制度設計は恐ろしい

Why Markets Boomed in a Year of Human Misery - 悲惨な年に市場が急成長した理由』という記事は示唆に富む。

理解するのに結構時間を要したが、とても興味深い知見が得られたのでFacebookでシェアした。

この記事は一つの仮説に過ぎないが、マクロ・全体で見ると個人の収入はアメリカでは約100兆円増えた。政府が借金して撒いた金のせいだ。一方、グロスで見ると支出は約50兆円減っている。つまり、マクロで見ると150兆円がどこかにあるということになる。それが株高につながったという主張と考えて良い。

この仮設と推論があっていたとすると、株高で利益を得て格差を広げた人は悪者ではない。コロナで怖い思いをしなかった人は誰もいないだろう。何とか生き残るためには、できるだけ経済的に有利な選択をしようと思うのは当たり前のことだ。医薬品やAmazonなど有望な株に投資しようと思うのは、ちっともおかしなことではない。

支出減があるということは生活は貧しくなっているということだ。蓄えのない人で収入の少ない人の生活を破壊してしまう。一方で、蓄えのある人は、自己防衛に動いた結果、富を増やす。恐らく意図的な悪人はほとんどいない。

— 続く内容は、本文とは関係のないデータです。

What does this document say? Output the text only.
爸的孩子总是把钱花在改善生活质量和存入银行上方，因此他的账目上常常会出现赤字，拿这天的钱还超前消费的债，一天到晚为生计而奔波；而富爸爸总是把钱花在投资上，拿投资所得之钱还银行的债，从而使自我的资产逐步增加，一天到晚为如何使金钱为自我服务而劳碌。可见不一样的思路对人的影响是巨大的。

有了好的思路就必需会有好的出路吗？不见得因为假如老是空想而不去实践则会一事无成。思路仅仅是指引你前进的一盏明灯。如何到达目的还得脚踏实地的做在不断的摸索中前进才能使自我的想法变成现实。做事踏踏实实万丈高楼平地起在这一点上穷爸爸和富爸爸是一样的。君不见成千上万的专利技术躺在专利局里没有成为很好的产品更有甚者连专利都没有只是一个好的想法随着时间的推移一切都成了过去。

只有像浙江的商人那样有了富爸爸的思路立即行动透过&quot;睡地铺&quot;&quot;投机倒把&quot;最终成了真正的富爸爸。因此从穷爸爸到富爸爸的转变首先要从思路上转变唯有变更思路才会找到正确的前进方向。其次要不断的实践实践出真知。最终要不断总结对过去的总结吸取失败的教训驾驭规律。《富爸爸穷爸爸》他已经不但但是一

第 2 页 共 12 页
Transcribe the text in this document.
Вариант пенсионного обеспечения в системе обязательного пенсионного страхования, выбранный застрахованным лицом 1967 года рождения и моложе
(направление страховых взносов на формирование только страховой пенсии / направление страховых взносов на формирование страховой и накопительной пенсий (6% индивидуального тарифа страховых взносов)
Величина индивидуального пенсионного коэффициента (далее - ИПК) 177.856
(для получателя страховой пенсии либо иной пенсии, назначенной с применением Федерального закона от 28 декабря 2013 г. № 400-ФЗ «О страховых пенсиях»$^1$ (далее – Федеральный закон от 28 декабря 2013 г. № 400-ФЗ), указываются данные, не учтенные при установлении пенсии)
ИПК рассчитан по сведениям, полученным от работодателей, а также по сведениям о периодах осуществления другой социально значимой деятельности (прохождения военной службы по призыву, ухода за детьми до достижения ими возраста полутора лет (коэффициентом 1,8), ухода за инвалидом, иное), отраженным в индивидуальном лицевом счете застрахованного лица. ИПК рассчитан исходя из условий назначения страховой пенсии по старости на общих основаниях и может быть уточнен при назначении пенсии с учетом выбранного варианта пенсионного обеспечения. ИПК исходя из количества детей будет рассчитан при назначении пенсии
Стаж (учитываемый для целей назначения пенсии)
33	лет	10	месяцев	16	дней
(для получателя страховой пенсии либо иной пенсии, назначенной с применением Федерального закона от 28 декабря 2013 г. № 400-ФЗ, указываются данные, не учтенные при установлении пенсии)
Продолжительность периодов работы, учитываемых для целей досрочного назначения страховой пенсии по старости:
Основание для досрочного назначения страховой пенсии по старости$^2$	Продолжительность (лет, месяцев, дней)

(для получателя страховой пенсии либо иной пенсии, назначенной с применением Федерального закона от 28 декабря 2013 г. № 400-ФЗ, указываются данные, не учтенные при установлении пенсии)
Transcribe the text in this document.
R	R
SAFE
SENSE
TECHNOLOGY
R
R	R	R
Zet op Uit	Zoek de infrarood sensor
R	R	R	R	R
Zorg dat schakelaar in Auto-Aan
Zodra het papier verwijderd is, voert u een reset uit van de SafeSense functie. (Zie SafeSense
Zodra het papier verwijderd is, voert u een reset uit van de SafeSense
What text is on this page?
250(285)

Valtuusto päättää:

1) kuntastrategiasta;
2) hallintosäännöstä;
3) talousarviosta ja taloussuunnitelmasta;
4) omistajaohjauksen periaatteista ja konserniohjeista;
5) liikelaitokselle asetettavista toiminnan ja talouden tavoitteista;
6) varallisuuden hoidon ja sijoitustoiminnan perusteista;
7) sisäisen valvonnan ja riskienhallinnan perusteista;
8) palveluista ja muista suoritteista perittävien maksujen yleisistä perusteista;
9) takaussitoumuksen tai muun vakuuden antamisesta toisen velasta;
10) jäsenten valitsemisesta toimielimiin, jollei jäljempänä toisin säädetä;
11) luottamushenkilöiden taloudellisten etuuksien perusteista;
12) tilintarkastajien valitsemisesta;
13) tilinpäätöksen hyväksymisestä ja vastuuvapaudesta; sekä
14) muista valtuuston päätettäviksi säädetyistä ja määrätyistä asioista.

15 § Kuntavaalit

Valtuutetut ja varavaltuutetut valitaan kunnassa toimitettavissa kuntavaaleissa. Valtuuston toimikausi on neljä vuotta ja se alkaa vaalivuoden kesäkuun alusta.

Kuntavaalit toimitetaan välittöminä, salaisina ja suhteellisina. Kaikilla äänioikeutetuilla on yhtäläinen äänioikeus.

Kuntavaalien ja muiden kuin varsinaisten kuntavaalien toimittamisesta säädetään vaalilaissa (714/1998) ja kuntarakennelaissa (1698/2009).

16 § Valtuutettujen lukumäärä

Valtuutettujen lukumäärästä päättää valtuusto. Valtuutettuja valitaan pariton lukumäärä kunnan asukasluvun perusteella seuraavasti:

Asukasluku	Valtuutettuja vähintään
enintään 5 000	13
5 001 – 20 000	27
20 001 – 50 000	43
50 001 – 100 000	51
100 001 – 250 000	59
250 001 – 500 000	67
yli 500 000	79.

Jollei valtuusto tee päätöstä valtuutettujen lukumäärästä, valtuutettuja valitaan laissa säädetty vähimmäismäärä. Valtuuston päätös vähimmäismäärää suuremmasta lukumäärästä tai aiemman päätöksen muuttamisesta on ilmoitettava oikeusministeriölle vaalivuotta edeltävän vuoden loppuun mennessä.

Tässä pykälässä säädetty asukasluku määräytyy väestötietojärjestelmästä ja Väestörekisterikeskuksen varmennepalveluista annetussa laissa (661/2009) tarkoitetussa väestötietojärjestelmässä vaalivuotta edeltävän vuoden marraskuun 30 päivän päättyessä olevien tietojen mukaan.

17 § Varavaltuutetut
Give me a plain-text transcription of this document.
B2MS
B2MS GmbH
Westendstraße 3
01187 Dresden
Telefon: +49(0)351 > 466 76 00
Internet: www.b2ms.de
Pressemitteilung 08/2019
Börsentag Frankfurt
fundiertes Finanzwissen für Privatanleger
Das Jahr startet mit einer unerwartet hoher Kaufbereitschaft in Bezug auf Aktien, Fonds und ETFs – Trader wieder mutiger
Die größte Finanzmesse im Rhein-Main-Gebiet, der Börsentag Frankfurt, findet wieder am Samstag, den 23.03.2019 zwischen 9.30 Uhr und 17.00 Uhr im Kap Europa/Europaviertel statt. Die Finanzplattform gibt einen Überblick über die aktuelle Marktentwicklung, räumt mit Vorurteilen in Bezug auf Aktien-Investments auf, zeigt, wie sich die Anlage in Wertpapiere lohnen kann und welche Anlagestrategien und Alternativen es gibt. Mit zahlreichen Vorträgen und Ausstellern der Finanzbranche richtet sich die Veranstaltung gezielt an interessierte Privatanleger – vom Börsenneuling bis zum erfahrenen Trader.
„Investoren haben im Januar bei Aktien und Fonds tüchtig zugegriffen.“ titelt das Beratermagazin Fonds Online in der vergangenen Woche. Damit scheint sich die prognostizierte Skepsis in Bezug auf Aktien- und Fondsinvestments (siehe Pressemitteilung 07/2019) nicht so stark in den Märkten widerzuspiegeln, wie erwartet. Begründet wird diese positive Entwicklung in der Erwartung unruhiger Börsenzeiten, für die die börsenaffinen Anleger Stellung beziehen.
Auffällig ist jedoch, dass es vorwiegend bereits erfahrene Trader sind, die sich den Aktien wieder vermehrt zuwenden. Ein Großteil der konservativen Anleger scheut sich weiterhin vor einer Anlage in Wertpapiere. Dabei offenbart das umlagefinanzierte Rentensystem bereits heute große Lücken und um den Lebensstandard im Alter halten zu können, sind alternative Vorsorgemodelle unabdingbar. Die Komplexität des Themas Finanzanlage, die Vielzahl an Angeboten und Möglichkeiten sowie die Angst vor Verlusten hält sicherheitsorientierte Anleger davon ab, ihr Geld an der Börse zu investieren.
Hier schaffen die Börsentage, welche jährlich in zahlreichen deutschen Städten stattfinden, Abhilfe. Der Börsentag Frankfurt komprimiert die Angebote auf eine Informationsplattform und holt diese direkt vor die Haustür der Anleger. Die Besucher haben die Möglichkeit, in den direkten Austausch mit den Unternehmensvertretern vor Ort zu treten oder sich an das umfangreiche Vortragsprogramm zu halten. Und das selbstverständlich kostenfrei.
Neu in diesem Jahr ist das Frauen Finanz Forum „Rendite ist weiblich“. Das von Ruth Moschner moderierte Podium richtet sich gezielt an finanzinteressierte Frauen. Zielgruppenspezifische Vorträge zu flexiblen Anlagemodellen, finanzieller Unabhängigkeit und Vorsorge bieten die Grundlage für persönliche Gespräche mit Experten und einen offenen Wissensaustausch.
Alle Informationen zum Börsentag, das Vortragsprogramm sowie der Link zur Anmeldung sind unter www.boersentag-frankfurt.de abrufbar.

恐らく、日本でもある程度似た傾向があるように思う。我が家では、多少変動要因があるものの、2020年の収入はほぼ2019年と同じだった。一方、支出は100万程度減った。食材費と外食費を含む食費で10万以上減ったし、衣服費も減った。交際費や娯楽費も減った。海外渡航の自己負担分も大幅に減った。この記事にあるように在宅増加に伴う出費は他の支出減よりかなり小さかった。家計簿を見る限り、2020年は2019年より状況は良いのだ。2019年は諸般あって赤字だったので良くなったからといって楽になった感はないが、在宅中心ワーカーなので、私はこの記事で言うCOVID-19でわずかとはいえ潤った側にいることになる。

マクロで見ると、どう考えてもアメリカはもちろん日本でも税制に手を入れないわけにはいかないと思った。GoTo的な格差助長政策には終止符を打つ時期が来ていると考えるべきだろう。単純にBIに移行すれば良いということにはならないが、本来経済に貢献可能な芽を摘むような状況になっていると考えないわけにはいかないと思う。

法治社会の制度設計は極めて難しい。まず、透明性を高めて検証可能にするところから始めるのが良いだろう。道のりは長い。